Der Titel “Home is where the wound is” entstand aus der Auseinandersetzung damit, wie Heimat uns zugleich prägen und verletzen kann – durch Kindheitserfahrungen, Familiengeschichten und die Umgebungen, in denen wir aufwachsen.
Porträt- und Aktfotografie stehen im Zentrum ihrer Arbeit, getragen von einer tiefen Leidenschaft für die Fotografie von Frauen sowie als Mittel, sich zu ihrem eigenen Körper und dem Ort ihres Aufwachsens in Beziehung zu setzen. Aus einem konservativen und patriarchalen Umfeld stammend, wurde die Kamera zu einem Werkzeug, um diese Strukturen zu hinterfragen und innerhalb von ihnen langsam ein Gefühl von Freiheit zu finden.

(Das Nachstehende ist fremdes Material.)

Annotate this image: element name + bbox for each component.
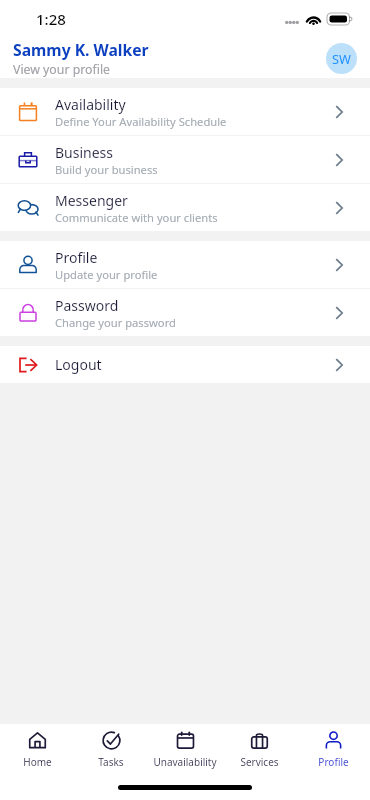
staticText: Sammy K. Walker	[13, 39, 149, 60]
staticText: Services	[240, 755, 279, 769]
button[interactable]: Profile	[296, 727, 370, 772]
button[interactable]: Profile	[0, 241, 370, 288]
button[interactable]: Logout	[0, 346, 370, 383]
staticText: Password	[55, 296, 119, 315]
button[interactable]: Profile avatar	[326, 43, 357, 74]
button[interactable]: Tasks	[74, 727, 148, 772]
button[interactable]: Services	[222, 727, 296, 772]
staticText: Build your business	[55, 162, 158, 177]
button[interactable]: Messenger	[0, 184, 370, 231]
staticText: Communicate with your clients	[55, 210, 218, 225]
staticText: Availability	[55, 95, 126, 114]
staticText: 1:28	[36, 9, 66, 29]
button[interactable]: Password	[0, 289, 370, 336]
staticText: View your profile	[13, 61, 111, 78]
button[interactable]: Home	[0, 727, 74, 772]
staticText: Tasks	[98, 755, 124, 769]
button[interactable]: Availability	[0, 88, 370, 135]
staticText: Define Your Availability Schedule	[55, 114, 227, 129]
staticText: Change your password	[55, 315, 176, 330]
button[interactable]: Business	[0, 136, 370, 183]
staticText: Messenger	[55, 191, 128, 210]
button[interactable]: Unavailability	[148, 727, 222, 772]
staticText: Profile	[318, 755, 349, 769]
staticText: Logout	[55, 355, 102, 374]
staticText: Unavailability	[153, 755, 217, 769]
staticText: Update your profile	[55, 267, 158, 282]
staticText: Profile	[55, 248, 98, 267]
staticText: SW	[332, 50, 351, 67]
staticText: Business	[55, 143, 114, 162]
staticText: Home	[23, 755, 52, 769]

In diesem Ausstellungsprojekt richtet sie den Blick näher auf ihr eigenes Leben und beginnt, Selbstporträts sowie Fragmente aus Gedanken und Träumen einzubeziehen. Die Fotografien bewegen sich zwischen Körpern, Landschaften und kleinen Ausschnitten alltäglicher Räume – Orte, die zugleich vertraut und verfremdet wirken. Das Videomaterial verbindet Landschaftsaufnahmen und Archivmaterial und reflektiert über Erinnerung, Trauer und Zugehörigkeit.
Anstatt Antworten zu geben, möchte sie diese Wunde offen halten – als Raum zum Schauen, Fühlen und Verweilen bei dem, was ungelöst bleibt.